Jay Moriarity (June 16, 1978 – June 15, 2001) was a surfer from Santa Cruz, California. He was an accomplished surfer, waterman, and adventurer. As a surfer, he made his reputation surfing Mavericks in Half Moon Bay, California. At age 16, he was made internationally famous when his wipeout at Mavericks was caught on film and made the cover of Surfer magazine. Although a successful competitor, Jay is remembered as a soul surfer, winning many sportsmanship awards throughout his career. A biopic of his life, Chasing Mavericks, was released in 2012.

==Life==
Born in Augusta, Georgia, on June 16, 1978, Moriarity moved with his family to Santa Cruz, California, when he was just a baby. His father was an Army Ranger and traveled most of the time. Jay began surfing at age 9 and rode his first waves at Sewer Peak. Not limited to either a shortboard or a longboard, he was known as a versatile surfer who appreciated all aspects of surfing. This appreciation was rooted in an overall love for the ocean, seen in his accomplishments as a swimmer, paddler, diver, and fisherman. Achieving success in surfing as a youngster, he became increasingly interested in surfing Mavericks, north of Santa Cruz in Half Moon Bay. After intense physical and mental training with his friend and Mavericks regular Frosty Hesson, Jay began surfing Mavericks at just 15 years of age, and soon became a respected regular in the line-up.
In 2001, Moriarity co-authored a book with Chris Gallagher entitled, The Ultimate Guide to Surfing. A film, Chasing Mavericks, directed by Curtis Hanson, chronicling the life of Moriarity was released on October 26, 2012, with Jonny Weston playing the role of Moriarity.

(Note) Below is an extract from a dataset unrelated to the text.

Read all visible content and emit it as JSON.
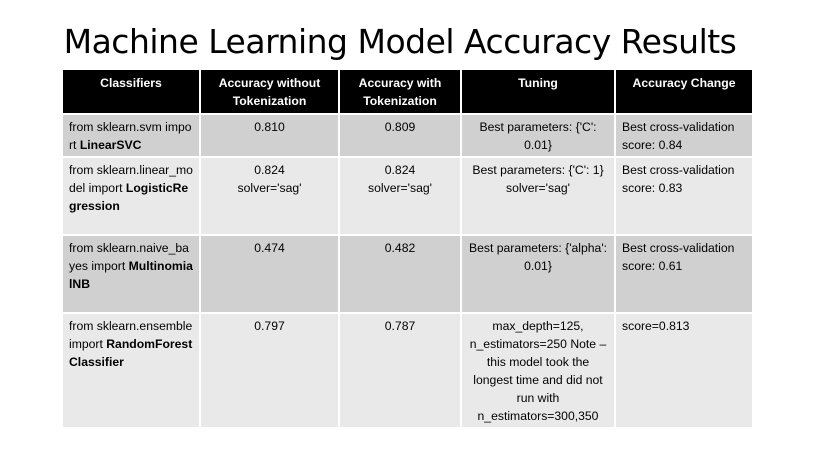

Moriarity died on the day before his 23rd birthday on June 15, 2001, in the Indian Ocean off the coast of the island Lohifushi in the Maldives, drowning in a freediving accident. He was in Lohifushi for an O'Neill photo shoot, went freediving alone and was not seen after. A search party recovered his body later that night.

==Memorial Paddleboard Race==
Moriarity has an annual paddleboard race in his memory, the annual Jay Moriarity Paddleboard Race aka "The Jay Race" is held in Capitola. After his death a memorial was held for him at Pleasure Point. All of Jay's family, friends, his wife, Kim, and mentor Frosty, attended.